On the day the strategic update from new chief executive, Mike Coupe will head the agenda and Keith Bowman equity analyst at Hargreaves Lansdown Stockbrokers highlights that intense competition is expected to underwrite a 10% plus decline in pre-tax profit to around £346m.
He says: “A focus on cost reduction is likely to be announced, while speculation that the company, like rival Tesco, could move to cut the dividend payment, also persists. An update with regards to its Netto discount stores partnership could also feature.”
Against the tide, Sheridan Admans, investment research manager at The Share Centre is more bullish and currently has the stock on his ‘buy’ list.
He says: “Any signs that the company is likely to participate in the growing price war in the sector will also be of interest. There is also concern that after growing dividends steadily for a number of years, the company may decide to cut its payout this year.”
Thursday sees ITV reports its third quarter trading update. The X-Factor and Downton Abbey broadcaster has enjoyed an 8% share price rise over the past six months and is expected to report further progress, with growth for both its advertising and studios business forecast.
Bowman says: “Underpinned by a focus on cash generation, potential for additional bolt-on acquisitions at its Studios business could be highlighted, whilst management’s focus on cost reduction may again be underlined.”
He adds: “For now, and aided by takeover hopes following Liberty Global’s (owner of Virgin Media) 6.4% share stake purchase from BSkyB, analyst opinion currently points towards a ‘buy’.”
Admans, in line with the consensus is calling the shares a ‘buy’ and notes that, as is usually the case, comments on the outlook for advertising rates will be important as will the control of its cost base.
Thursday also sees aero-engine maker Rolls-Royce publish its latest interim management statement. There has been a regular flow of news from the company recently, including a profit warning in October and restructuring in early November.

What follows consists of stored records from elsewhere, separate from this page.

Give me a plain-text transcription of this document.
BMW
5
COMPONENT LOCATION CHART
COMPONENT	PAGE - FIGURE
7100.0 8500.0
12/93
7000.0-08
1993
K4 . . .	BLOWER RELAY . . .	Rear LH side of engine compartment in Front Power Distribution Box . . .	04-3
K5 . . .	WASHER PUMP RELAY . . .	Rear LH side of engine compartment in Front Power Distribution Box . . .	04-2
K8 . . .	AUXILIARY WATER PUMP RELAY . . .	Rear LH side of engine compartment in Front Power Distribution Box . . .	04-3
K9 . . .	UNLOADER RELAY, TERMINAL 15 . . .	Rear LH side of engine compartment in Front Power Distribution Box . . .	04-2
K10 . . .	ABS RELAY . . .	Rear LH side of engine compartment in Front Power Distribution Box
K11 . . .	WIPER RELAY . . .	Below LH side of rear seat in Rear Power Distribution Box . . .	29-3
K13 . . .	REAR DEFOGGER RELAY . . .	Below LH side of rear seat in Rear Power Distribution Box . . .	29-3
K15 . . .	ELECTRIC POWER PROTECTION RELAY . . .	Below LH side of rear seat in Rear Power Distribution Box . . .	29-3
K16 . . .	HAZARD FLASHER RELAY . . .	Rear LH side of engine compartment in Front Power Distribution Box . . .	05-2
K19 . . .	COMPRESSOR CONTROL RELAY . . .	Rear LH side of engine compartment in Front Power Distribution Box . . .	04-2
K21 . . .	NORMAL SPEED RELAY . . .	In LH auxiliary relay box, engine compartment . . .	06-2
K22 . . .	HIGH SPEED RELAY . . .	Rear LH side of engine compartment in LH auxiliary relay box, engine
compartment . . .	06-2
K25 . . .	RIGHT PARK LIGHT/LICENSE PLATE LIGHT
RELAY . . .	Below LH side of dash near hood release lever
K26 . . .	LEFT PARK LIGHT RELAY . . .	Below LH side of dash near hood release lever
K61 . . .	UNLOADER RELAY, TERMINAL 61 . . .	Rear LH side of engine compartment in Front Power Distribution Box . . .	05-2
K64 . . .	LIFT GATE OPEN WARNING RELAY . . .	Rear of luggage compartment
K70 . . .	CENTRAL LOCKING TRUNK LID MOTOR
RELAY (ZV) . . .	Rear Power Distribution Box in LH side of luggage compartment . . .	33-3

Brewin Dolphin equity analyst Iain Armstrong, says: “After a disappointing third quarter trading update and reduced medium term guidance for its civil aerospace business, Rolls-Royce found itself back in the public eye with the announcement that it was to cut 2, 600 posts from its 55,000 employees worldwide.”
Despite the troubles engulfing the company, and the general sentiment pointing to a ‘neutral’ stance on the shares, Cantor Fitzgerald and UBS have both re-issued ‘buy’ recommendations, as has Admans. Looking ahead to the update, he says: “The market may think that the majority of significant news is already out. Investors may expect more comment on the group’s current situation and hope for some clarity regarding the future.”
Armstrong adds: “Management has already tried to justify the cuts by explaining the reduced need for development engineers given that key engine families are now at the production stage. In addition the simplification of the organisation from five divisions to two has reduced the number of management layers. However, getting rid of highly skilled engineers – who are already in short supply globally – suggests that the current malaise in Rolls-Royce’s orders may more than a short term concern.”